With the backing of two key lawmakers, U.S. futures exchanges are urging Congress to legalize futures contracts on…

With the backing of two key lawmakers, U.S. futures exchanges are urging Congress to legalize futures contracts on individual stocks.

The effort picked up a key ally recently when Federal Reserve Chairman Alan Greenspan warned Congress that futures laws must be overhauled to avoid sending lucrative derivatives business overseas.

A high-level group of U.S. regulators has also recommended exempting all privately arranged derivatives from U.S. futures laws.

The over-the-counter derivatives market hit $80 trillion in 1998, according to the Bank for International Settlements.

Congress is grappling with the issue as part of its reauthorization of the Commodity Exchange Act, which governs all futures contracts. Stock futures contracts were banned by the Shad-Johnson Accord, enacted as part of the Futures Trading Act of 1982.

reports due

Lawmakers were concerned that the contracts could be easily manipulated and didn’t want to decide which federal agency should regulate them.

Senate Agriculture Committee Chairman Richard Lugar, R-Ind., and Banking Committee Chairman Phil Gramm, R-Texas, have asked for a report and legislative proposal on the issue from both the Securities and Exchange Commission and the Commodity Futures Trading Commission.

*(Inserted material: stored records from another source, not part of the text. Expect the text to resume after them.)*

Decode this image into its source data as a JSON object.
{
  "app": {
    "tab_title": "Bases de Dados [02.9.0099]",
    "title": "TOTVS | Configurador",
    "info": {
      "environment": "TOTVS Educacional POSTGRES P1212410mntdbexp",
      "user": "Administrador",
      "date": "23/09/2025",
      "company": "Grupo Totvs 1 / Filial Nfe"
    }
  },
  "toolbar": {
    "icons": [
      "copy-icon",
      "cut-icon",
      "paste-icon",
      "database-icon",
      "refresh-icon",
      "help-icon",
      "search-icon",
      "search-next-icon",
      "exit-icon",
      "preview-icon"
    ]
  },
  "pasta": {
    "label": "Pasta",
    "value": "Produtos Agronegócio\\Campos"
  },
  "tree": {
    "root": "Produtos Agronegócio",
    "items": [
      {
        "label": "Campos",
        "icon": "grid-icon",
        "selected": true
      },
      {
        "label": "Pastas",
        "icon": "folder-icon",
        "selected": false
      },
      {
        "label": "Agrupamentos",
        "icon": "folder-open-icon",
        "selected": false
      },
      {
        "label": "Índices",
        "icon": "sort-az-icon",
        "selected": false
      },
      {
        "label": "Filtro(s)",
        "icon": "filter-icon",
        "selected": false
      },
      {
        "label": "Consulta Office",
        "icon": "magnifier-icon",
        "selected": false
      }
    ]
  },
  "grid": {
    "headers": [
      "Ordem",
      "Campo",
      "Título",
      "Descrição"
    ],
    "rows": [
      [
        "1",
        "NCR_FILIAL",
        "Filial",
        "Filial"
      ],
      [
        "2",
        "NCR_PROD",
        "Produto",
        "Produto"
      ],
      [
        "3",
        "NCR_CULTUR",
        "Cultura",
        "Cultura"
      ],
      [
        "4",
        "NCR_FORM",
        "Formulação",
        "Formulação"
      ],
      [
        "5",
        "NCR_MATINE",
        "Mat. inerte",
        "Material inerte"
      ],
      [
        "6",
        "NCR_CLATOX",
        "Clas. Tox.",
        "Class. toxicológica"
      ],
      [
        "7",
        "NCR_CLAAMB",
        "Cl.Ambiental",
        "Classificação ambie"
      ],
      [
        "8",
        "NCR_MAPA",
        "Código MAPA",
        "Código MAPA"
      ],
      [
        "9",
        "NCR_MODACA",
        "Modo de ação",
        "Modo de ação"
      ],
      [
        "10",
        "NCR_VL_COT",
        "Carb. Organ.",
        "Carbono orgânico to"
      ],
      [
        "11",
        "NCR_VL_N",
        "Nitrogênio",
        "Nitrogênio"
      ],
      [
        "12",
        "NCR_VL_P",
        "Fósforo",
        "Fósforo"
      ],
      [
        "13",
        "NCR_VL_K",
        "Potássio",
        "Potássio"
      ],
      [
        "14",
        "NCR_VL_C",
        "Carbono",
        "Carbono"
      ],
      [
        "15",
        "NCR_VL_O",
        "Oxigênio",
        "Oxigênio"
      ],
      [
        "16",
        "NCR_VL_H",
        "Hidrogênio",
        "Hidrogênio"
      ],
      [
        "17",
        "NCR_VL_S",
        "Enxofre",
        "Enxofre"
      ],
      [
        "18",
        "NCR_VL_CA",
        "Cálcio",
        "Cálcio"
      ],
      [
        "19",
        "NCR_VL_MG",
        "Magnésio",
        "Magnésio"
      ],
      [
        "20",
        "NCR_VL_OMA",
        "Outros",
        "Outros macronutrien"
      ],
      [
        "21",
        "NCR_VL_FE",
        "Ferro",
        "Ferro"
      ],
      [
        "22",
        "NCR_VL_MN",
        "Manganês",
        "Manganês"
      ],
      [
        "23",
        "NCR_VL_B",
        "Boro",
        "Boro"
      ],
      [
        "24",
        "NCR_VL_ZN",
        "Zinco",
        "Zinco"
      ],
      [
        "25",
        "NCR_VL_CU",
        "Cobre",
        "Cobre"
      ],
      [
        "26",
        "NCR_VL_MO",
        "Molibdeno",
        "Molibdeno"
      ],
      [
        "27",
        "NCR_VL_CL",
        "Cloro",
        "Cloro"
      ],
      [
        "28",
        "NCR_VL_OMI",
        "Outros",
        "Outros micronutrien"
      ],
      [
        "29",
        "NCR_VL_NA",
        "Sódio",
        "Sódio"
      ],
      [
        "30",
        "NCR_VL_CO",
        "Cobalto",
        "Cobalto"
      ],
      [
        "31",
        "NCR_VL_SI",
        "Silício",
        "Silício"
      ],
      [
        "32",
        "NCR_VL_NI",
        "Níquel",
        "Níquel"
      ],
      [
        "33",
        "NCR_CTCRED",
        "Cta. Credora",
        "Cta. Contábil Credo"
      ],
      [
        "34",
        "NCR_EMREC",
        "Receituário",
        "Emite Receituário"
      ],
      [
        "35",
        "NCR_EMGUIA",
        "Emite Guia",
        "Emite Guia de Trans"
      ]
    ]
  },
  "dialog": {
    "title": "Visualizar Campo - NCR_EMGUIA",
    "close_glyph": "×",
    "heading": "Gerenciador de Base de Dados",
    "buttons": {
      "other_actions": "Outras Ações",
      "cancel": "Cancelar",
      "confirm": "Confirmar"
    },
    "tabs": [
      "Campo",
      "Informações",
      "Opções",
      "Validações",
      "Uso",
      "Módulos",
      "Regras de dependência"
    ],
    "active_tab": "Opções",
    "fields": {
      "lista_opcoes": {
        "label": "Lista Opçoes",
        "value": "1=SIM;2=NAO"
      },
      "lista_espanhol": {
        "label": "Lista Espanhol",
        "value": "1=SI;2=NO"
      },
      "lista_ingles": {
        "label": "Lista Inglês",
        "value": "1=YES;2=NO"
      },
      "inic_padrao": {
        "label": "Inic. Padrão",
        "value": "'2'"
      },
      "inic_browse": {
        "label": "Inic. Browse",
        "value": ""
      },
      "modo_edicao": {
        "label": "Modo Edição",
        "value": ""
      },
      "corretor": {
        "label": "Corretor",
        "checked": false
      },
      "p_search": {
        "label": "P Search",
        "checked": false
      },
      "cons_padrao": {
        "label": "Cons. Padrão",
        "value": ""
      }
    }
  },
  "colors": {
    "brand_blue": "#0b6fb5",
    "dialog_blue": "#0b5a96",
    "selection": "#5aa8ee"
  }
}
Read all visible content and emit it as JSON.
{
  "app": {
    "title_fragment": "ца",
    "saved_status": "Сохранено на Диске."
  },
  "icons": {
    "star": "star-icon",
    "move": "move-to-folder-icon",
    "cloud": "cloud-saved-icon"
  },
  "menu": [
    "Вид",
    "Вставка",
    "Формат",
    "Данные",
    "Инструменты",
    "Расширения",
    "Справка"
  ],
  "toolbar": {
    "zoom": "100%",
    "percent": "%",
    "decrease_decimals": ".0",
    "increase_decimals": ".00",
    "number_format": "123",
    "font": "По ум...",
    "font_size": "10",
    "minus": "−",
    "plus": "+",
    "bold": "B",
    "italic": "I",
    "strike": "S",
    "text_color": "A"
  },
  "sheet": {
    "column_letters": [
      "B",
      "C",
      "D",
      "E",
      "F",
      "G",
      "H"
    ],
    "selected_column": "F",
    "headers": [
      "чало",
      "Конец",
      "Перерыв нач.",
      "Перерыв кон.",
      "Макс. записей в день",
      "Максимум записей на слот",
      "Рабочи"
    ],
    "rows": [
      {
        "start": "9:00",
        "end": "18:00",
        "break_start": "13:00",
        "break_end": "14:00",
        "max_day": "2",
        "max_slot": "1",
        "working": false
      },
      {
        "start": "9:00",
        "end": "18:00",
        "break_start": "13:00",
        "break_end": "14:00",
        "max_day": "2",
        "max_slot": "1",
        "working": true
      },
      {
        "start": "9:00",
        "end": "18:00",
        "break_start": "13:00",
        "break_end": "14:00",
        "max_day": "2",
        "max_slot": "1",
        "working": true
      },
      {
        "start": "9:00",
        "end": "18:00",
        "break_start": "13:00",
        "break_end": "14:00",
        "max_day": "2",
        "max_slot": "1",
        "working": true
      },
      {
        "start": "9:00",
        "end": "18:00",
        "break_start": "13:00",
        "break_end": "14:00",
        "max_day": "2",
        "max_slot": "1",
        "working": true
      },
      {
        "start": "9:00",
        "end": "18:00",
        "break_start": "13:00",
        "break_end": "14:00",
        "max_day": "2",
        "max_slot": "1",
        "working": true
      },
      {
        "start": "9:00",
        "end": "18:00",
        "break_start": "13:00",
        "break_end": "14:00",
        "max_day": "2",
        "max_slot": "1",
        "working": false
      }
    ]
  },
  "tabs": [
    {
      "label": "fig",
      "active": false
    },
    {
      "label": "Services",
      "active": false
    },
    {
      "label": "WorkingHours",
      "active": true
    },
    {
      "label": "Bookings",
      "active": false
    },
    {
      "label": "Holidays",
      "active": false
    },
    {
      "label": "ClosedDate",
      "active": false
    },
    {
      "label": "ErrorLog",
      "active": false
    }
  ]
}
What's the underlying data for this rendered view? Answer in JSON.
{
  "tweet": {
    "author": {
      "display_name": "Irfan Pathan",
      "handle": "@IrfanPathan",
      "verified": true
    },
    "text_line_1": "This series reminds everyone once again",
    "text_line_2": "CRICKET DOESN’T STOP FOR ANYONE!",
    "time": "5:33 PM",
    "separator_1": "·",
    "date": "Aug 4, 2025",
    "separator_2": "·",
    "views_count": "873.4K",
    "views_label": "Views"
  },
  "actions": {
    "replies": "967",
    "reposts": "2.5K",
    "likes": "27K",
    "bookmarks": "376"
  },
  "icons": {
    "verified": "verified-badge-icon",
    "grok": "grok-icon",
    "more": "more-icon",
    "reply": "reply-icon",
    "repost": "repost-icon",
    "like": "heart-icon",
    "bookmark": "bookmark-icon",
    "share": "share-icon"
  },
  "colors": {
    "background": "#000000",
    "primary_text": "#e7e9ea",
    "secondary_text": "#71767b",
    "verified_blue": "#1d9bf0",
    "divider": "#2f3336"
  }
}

Both are due today.

Derivatives exchanges in eight countries offer about 200 single-stock futures contracts on foreign companies, according to the Chicago Board of Trade.

The Chicago Board of Trade, for one, argues that because annual volume exceeds 2 million contracts, a true global demand for stock futures exists.

The board says stock futures, like financial and commodities futures, help institutions and individual investors guard against price swings in the market and create another risk-management opportunity.

“I want to underscore how important it is for us to address these issues promptly,” Mr. Greenspan said. “I see a real risk that if we fail to rationalize our regulation of centralized trading mechanisms for financial instruments, these markets will be lost to foreign jurisdictions.”